Lawyer Sophia Weber isn’t interested in reopening the case, but is persuaded to at least have a look at it by old mentor Hans Segerstad. As she does so, she realizes that Segerstad has a point: whether Ahlin was guilty or innocent, he was convicted on circumstantial evidence that was at best flimsy and at worst rigged. Even though reversals of wrongful convictions for serious crimes, and even the permission of a retrial, are (apparently) almost unheard of in Sweden, Sophia decides that, pro bono, she’ll fight Ahlin’s corner . . .
Okay, so one major reason I have burning eyes as I type this account is that I consumed this long (464pp) book in not much over a day, reading ridiculously late on two consecutive nights. More or less from the first page, the novel became an integral part of my life. There was very little by way of Hollywood-style action — no car chases, gun showdowns, fisticuffs — and I suppose that, even though events in 1998, when Katrin was murdered, move ahead pretty swiftly, in the here and now they take their time. Some of the chapters seem to contribute little to the advancement of the plot, however absorbing they might be in themselves and however much they might advance our understanding of the principal characters — none of whom are morally flawless, up to and including Sophia herself. Yet, as I say, I was hooked from the outset. I remained so until the end.
The ending will, I’m sure, dissatisfy some. The whole point of the average legal thriller — or mystery novel of any kind — is that the finale is a definitive solution to the puzzle. Who killed Benjamin Godolphin? Obviously not the dead man’s wife, Daphne Godolphin, The Widow With Two Bikinis, because she’s Perry Mason’s client. But Perry will pinpoint the true killer . . . In Beyond All Reasonable Doubt Malin Persson Giolito chooses to subvert that expectation; we’re left with no such clean-cut conclusion. Yet the conclusion was, for me, completely satisfying.
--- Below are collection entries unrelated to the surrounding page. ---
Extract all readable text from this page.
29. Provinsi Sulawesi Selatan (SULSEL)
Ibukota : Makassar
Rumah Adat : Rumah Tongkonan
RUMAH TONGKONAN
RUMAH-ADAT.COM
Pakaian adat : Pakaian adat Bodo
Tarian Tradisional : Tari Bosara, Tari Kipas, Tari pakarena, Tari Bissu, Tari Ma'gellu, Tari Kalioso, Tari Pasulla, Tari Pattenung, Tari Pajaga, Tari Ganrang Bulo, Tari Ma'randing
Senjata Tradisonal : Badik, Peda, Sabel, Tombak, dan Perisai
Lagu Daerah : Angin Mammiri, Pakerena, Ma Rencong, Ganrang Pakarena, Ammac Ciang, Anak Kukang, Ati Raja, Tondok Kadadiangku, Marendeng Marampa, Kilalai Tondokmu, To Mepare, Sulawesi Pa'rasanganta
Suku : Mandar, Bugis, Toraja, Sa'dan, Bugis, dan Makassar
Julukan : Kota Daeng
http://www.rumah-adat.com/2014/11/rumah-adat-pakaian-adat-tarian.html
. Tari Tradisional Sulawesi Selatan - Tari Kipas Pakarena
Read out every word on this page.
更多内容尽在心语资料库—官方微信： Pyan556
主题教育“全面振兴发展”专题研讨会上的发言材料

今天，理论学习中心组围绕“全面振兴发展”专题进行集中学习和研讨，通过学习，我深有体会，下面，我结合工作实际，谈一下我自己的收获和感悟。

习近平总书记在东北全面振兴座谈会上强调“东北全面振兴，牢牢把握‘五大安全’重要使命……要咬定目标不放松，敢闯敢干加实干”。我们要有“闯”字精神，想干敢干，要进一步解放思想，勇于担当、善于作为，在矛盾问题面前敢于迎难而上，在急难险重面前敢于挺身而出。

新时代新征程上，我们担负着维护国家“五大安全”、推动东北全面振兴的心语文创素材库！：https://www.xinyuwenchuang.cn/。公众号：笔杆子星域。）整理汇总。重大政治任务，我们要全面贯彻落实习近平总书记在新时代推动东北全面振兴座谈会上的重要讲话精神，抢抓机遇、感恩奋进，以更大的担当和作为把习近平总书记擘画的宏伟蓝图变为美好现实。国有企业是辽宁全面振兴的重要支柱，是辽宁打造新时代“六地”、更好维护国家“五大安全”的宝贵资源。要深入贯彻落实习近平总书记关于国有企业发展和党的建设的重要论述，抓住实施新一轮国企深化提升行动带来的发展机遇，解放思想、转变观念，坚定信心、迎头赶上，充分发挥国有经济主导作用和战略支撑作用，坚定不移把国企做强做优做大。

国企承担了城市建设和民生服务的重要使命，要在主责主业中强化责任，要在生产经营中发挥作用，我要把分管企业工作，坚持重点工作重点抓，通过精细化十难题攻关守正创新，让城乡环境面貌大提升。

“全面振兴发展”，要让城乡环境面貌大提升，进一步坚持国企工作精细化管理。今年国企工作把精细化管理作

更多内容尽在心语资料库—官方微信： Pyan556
A large part of my enjoyment of this novel came as a result of Rachel Willson-Broyles’s absolutely sparkling translation. I’ve read a fair number of Scandi novels, but I cannot recall a translation I’ve enjoyed more — to the point that, after finishing Beyond All Reasonable Doubt, I did a quick search for Willson-Broyles’s other translations and made notes of possible novels to read further down the line. It seems she’s also written one novel of her own, and that, too, has suddenly become of interest. Her translation here — aided in terms of readability by, let’s be honest, Other Press’s production standards — is very nearly impeccable (I saw exactly one word I’d have chosen differently).
Back in the day, I used to think Scott Turow set the standard for legal dramas, if not for crime fiction in general. It seemed to me he’d picked up the genre of courtroom thriller, as earlier epitomized by Erle Stanley Gardner and Perry Mason, and turned it into literature, in the same you could argue (I personally wouldn’t) that Margaret Atwood or Doris Lessing had transformed science fiction. Turow’s The Laws of Our Fathers (1996) is, I’d say, a major novel by anyone’s standards; I’d venture the same about Giolito’s Beyond All Reasonable Doubt. I’m now athirst to read her Quicksand , also translated by Willson-Broyles.